Wash. refinery, site of blast, fire that killed 7, will stay closed at least through September
SEATTLE – SEATTLE (AP) — Tesoro Corp.'s Anacortes refinery, where an April explosion and fire killed seven people, will remain closed at least through September — three months longer than once expected — a company spokesman said Thursday.
Meanwhile, Robert Hall, who is leading the accident investigation for the U.S. Chemical Safety and Hazard Investigation Board, confirmed that the blast occurred when a heat exchanger ruptured on the unit that processes naphtha, a highly flammable chemical used to make finished petroleum products. Hydrocarbons released by the rupture then found an ignition source, he said.
Tesoro has said the April 2 explosion and fireball at the refinery about 70 miles north of Seattle happened when the unit, called a hydrotreater, was being returned to service after routine maintenance. Experts say the startup process is especially dangerous because the liquid is being heated to high temperatures at great pressure.
Federal investigators say all seven victims were within 50 feet of the unit and had no chance of escaping.
A heat exchanger raises the temperature of material coming into a processing unit while cooling the product going out. Hall said it's not yet known why the device ruptured, and metallurgical tests will begin Friday at a laboratory in Cleveland.
Sandy Gilmour, a spokesman for the investigative board, said it hopes to have preliminary findings on why the exchanger failed before October. Hector Castro, spokesman for Washington's Department of Labor & Industries, said the state's investigation into the cause and possible safety violations also should be completed by then.
Investigators had to wait until mid-May to begin examining and removing the exchanger because asbestos that had been scattered by the blast had to be cleaned up.
Tesoro had earlier said the refinery would be closed through June, and that employees would keep their jobs and benefits during the shutdown. But Lynn Westfall, a senior vice president with the San Antonio-based petroleum company, said it still has to finish cleaning the burned area, make repairs and install new equipment, which will take months.

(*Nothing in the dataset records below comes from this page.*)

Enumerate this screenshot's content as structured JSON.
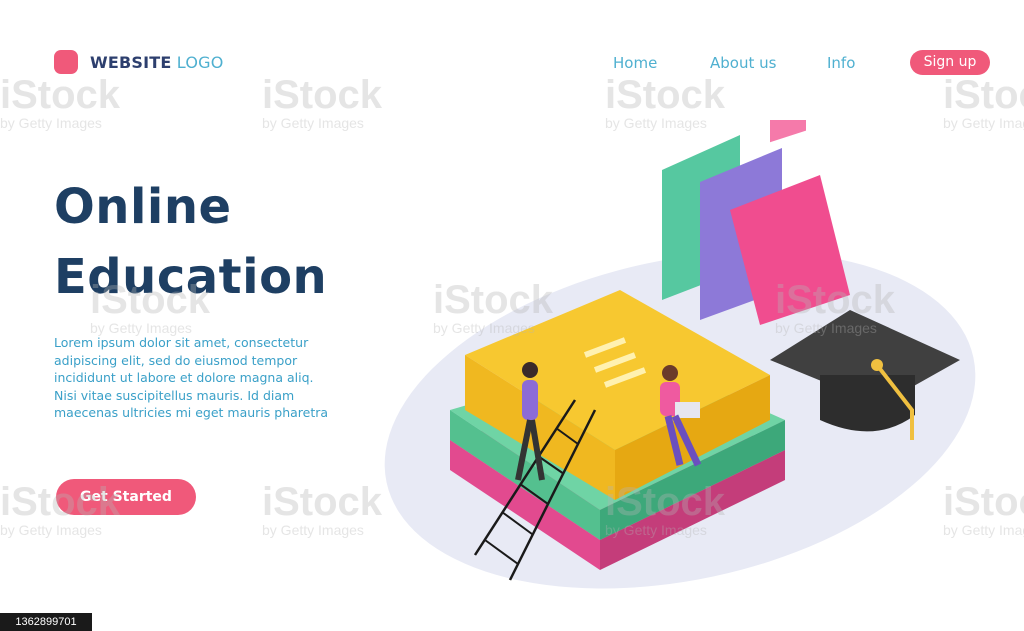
{
  "header": {
    "logo_strong": "WEBSITE",
    "logo_light": "LOGO",
    "nav": [
      {
        "label": "Home"
      },
      {
        "label": "About us"
      },
      {
        "label": "Info"
      }
    ],
    "signup_label": "Sign up"
  },
  "hero": {
    "title_line1": "Online",
    "title_line2": "Education",
    "body_lines": [
      "Lorem ipsum dolor sit amet, consectetur",
      "adipiscing elit, sed do eiusmod tempor",
      "incididunt ut labore et dolore magna aliq.",
      "Nisi vitae suscipitellus mauris. Id diam",
      "maecenas ultricies mi eget mauris pharetra"
    ],
    "cta_label": "Get Started"
  },
  "watermark": {
    "brand": "iStock",
    "credit": "by Getty Images",
    "image_id": "1362899701"
  },
  "colors": {
    "accent": "#f0597a",
    "title": "#1e3f63",
    "link": "#4fb0d0"
  }
}
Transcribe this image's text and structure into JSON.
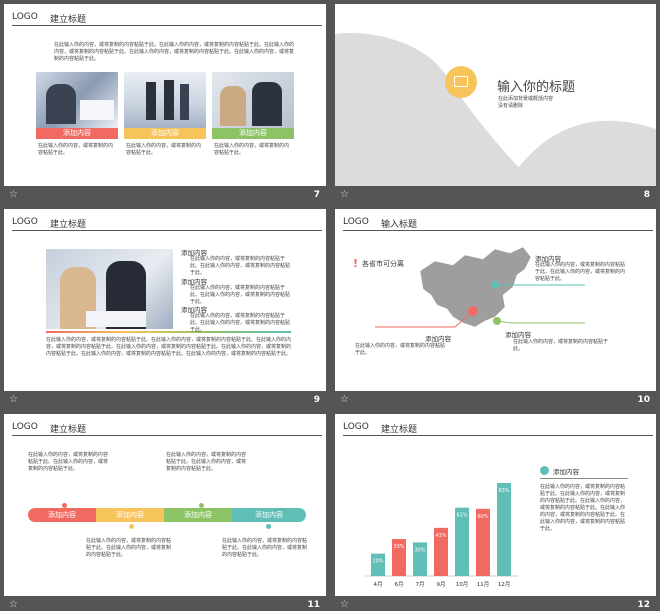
{
  "logo": "LOGO",
  "s7": {
    "title": "建立标题",
    "intro": "在此输入你的内容，或将复制的内容粘贴于此。在此输入你的内容，或将复制的内容粘贴于此。在此输入你的内容，或将复制的内容粘贴于此。在此输入你的内容，或将复制的内容粘贴于此。在此输入你的内容，或将复制的内容粘贴于此。",
    "cards": [
      {
        "label": "添加内容",
        "color": "#f06a62",
        "text": "在此输入你的内容，或将复制的内容粘贴于此。"
      },
      {
        "label": "添加内容",
        "color": "#f7c45c",
        "text": "在此输入你的内容，或将复制的内容粘贴于此。"
      },
      {
        "label": "添加内容",
        "color": "#8cc465",
        "text": "在此输入你的内容，或将复制的内容粘贴于此。"
      }
    ],
    "num": "7"
  },
  "s8": {
    "title": "输入你的标题",
    "sub1": "在此添加背景或概括内容",
    "sub2": "没有请删除",
    "num": "8"
  },
  "s9": {
    "title": "建立标题",
    "items": [
      {
        "heading": "添加内容",
        "text": "在此输入你的内容，或将复制的内容粘贴于此。在此输入你的内容，或将复制的内容粘贴于此。"
      },
      {
        "heading": "添加内容",
        "text": "在此输入你的内容，或将复制的内容粘贴于此。在此输入你的内容，或将复制的内容粘贴于此。"
      },
      {
        "heading": "添加内容",
        "text": "在此输入你的内容，或将复制的内容粘贴于此。在此输入你的内容，或将复制的内容粘贴于此。"
      }
    ],
    "body": "在此输入你的内容，或将复制的内容粘贴于此。在此输入你的内容，或将复制的内容粘贴于此。在此输入你的内容，或将复制的内容粘贴于此。在此输入你的内容，或将复制的内容粘贴于此。在此输入你的内容，或将复制的内容粘贴于此。在此输入你的内容，或将复制的内容粘贴于此。在此输入你的内容，或将复制的内容粘贴于此。",
    "num": "9"
  },
  "s10": {
    "title": "输入标题",
    "map_label": "各省市可分离",
    "right_heading": "添加内容",
    "right_text": "在此输入你的内容，或将复制的内容粘贴于此。在此输入你的内容，或将复制的内容粘贴于此。",
    "left_heading": "添加内容",
    "left_text": "在此输入你的内容，或将复制的内容粘贴于此。",
    "br_heading": "添加内容",
    "br_text": "在此输入你的内容，或将复制的内容粘贴于此。",
    "num": "10"
  },
  "s11": {
    "title": "建立标题",
    "top_left": "在此输入你的内容，或将复制的内容粘贴于此。在此输入你的内容，或将复制的内容粘贴于此。",
    "top_right": "在此输入你的内容，或将复制的内容粘贴于此。在此输入你的内容，或将复制的内容粘贴于此。",
    "bottom_left": "在此输入你的内容，或将复制的内容粘贴于此。在此输入你的内容，或将复制的内容粘贴于此。",
    "bottom_right": "在此输入你的内容，或将复制的内容粘贴于此。在此输入你的内容，或将复制的内容粘贴于此。",
    "steps": [
      {
        "label": "添加内容",
        "color": "#f06a62"
      },
      {
        "label": "添加内容",
        "color": "#f7c45c"
      },
      {
        "label": "添加内容",
        "color": "#8cc465"
      },
      {
        "label": "添加内容",
        "color": "#5fbfb6"
      }
    ],
    "num": "11"
  },
  "s12": {
    "title": "建立标题",
    "legend": "添加内容",
    "text": "在此输入你的内容，或将复制的内容粘贴于此。在此输入你的内容，或将复制的内容粘贴于此。在此输入你的内容，或将复制的内容粘贴于此。在此输入你的内容，或将复制的内容粘贴于此。在此输入你的内容，或将复制的内容粘贴于此。",
    "num": "12"
  },
  "chart_data": {
    "type": "bar",
    "categories": [
      "4月",
      "6月",
      "7月",
      "9月",
      "10月",
      "11月",
      "12月"
    ],
    "values": [
      20,
      33,
      30,
      43,
      61,
      60,
      83
    ],
    "labels": [
      "20%",
      "33%",
      "30%",
      "43%",
      "61%",
      "60%",
      "83%"
    ],
    "colors": [
      "#5fbfb6",
      "#f06a62",
      "#5fbfb6",
      "#f06a62",
      "#5fbfb6",
      "#f06a62",
      "#5fbfb6"
    ],
    "ylim": [
      0,
      100
    ]
  }
}
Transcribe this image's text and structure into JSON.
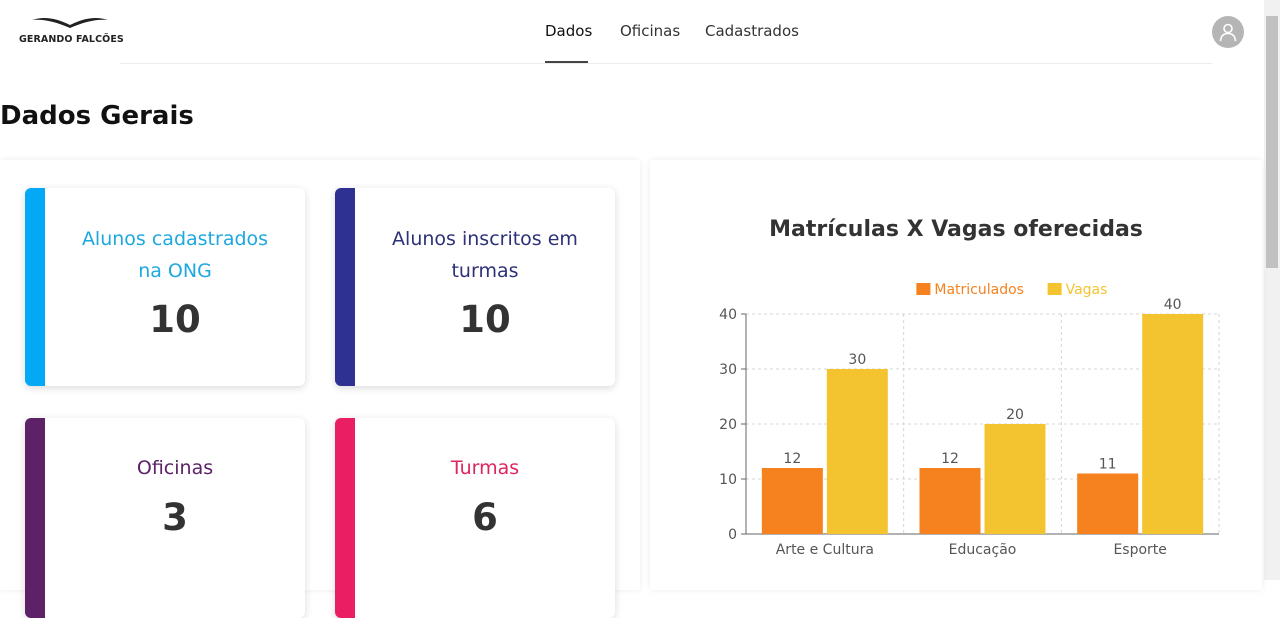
{
  "brand": {
    "name": "GERANDO FALCÕES",
    "icon": "falcon-wings-logo"
  },
  "nav": {
    "tabs": [
      "Dados",
      "Oficinas",
      "Cadastrados"
    ],
    "active": "Dados"
  },
  "page": {
    "title": "Dados Gerais"
  },
  "cards": [
    {
      "label_line1": "Alunos cadastrados",
      "label_line2": "na ONG",
      "value": "10",
      "color": "#03a9f4"
    },
    {
      "label_line1": "Alunos inscritos em",
      "label_line2": "turmas",
      "value": "10",
      "color": "#2e3192"
    },
    {
      "label_line1": "Oficinas",
      "value": "3",
      "color": "#5c2166"
    },
    {
      "label_line1": "Turmas",
      "value": "6",
      "color": "#e91e63"
    }
  ],
  "chart_data": {
    "type": "bar",
    "title": "Matrículas X Vagas oferecidas",
    "categories": [
      "Arte e Cultura",
      "Educação",
      "Esporte"
    ],
    "series": [
      {
        "name": "Matriculados",
        "values": [
          12,
          12,
          11
        ],
        "color": "#f5821f"
      },
      {
        "name": "Vagas",
        "values": [
          30,
          20,
          40
        ],
        "color": "#f4c430"
      }
    ],
    "yticks": [
      "0",
      "10",
      "20",
      "30",
      "40"
    ],
    "ylim": [
      0,
      40
    ],
    "grid": true,
    "legend": "top"
  }
}
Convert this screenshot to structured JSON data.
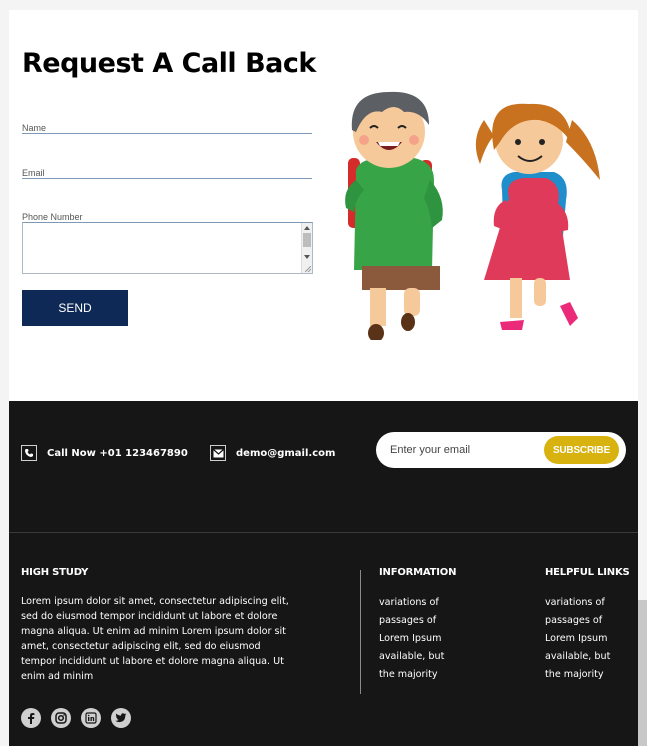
{
  "form": {
    "title": "Request A Call Back",
    "fields": [
      {
        "label": "Name"
      },
      {
        "label": "Email"
      },
      {
        "label": "Phone Number"
      }
    ],
    "send_label": "SEND"
  },
  "footer": {
    "contact": {
      "phone_text": "Call Now +01 123467890",
      "email_text": "demo@gmail.com"
    },
    "subscribe": {
      "placeholder": "Enter your email",
      "button_label": "SUBSCRIBE",
      "button_color": "#d8b20e"
    },
    "columns": {
      "about": {
        "title": "HIGH STUDY",
        "text": "Lorem ipsum dolor sit amet, consectetur adipiscing elit, sed do eiusmod tempor incididunt ut labore et dolore magna aliqua. Ut enim ad minim Lorem ipsum dolor sit amet, consectetur adipiscing elit, sed do eiusmod tempor incididunt ut labore et dolore magna aliqua. Ut enim ad minim"
      },
      "information": {
        "title": "INFORMATION",
        "items": [
          "variations of",
          "passages of",
          "Lorem Ipsum",
          "available, but",
          "the majority"
        ]
      },
      "helpful_links": {
        "title": "HELPFUL LINKS",
        "items": [
          "variations of",
          "passages of",
          "Lorem Ipsum",
          "available, but",
          "the majority"
        ]
      }
    },
    "social": [
      "facebook-icon",
      "instagram-icon",
      "linkedin-icon",
      "twitter-icon"
    ]
  },
  "colors": {
    "primary_button": "#0f2957",
    "footer_bg": "#161616"
  }
}
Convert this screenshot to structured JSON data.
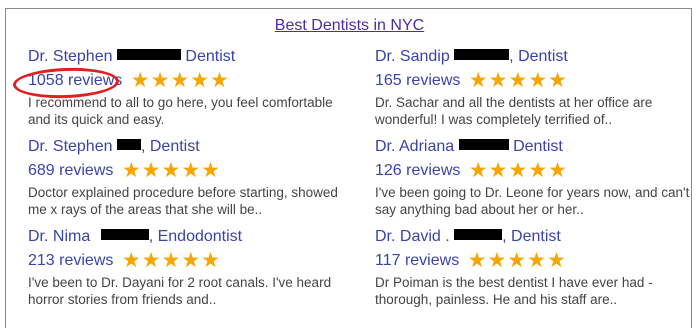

Other parts of the refinery can still function, he said, but the plant can't make finished and marketable products without the naphtha unit.
Kim Nibarger, a health and safety specialist with the United Steelworkers union, told a Senate hearing in Washington, D.C., on Thursday that "the high number of fatalities at Tesoro was the result of too many people being where they didn't need to be."
Nibarger, a former worker at what is now a Shell Oil Co. refinery at Anacortes, said he was visiting his parents at the time and felt the Tesoro explosion.
Westfall said Tesoro would not speculate on a cause of the accident until a full investigation has been completed.
"We know there were a lot of people there, but can't speculate on why they were there and whether it was justified," he said.
The Senate hearing was called by Sen. Patty Murray, D-Wash., to look into petroleum industry accidents, including the Gulf of Mexico oil spill. She said she found it "outrageous" that representatives of BP PLC were invited to testify but declined.
Jordan Barab, deputy assistant secretary of labor for Occupational Safety and Health, told the panel that OSHA stepped up its inspections of refineries and petrochemical plants in 2007 following the explosion two years earlier that killed 15 and injured more than 170 at BP's Texas City, Texas, refinery. The agency had found BP committed more than 300 willful violations at the Texas plant.
OSHA inspectors are frustrated with the industry, because there's "a clear indication that essential safety lessons are not being learned," Barab said.
"Not only are we finding a significant lack of compliance during our inspections, but time and again our inspectors are finding the same violations," he said.
Charles Drevna, president of the National Petrochemical & Refiners Association said, "Absolutely nothing is more important to us than workplace safety," but added, "If there is a bad actor out there, the government should act against them."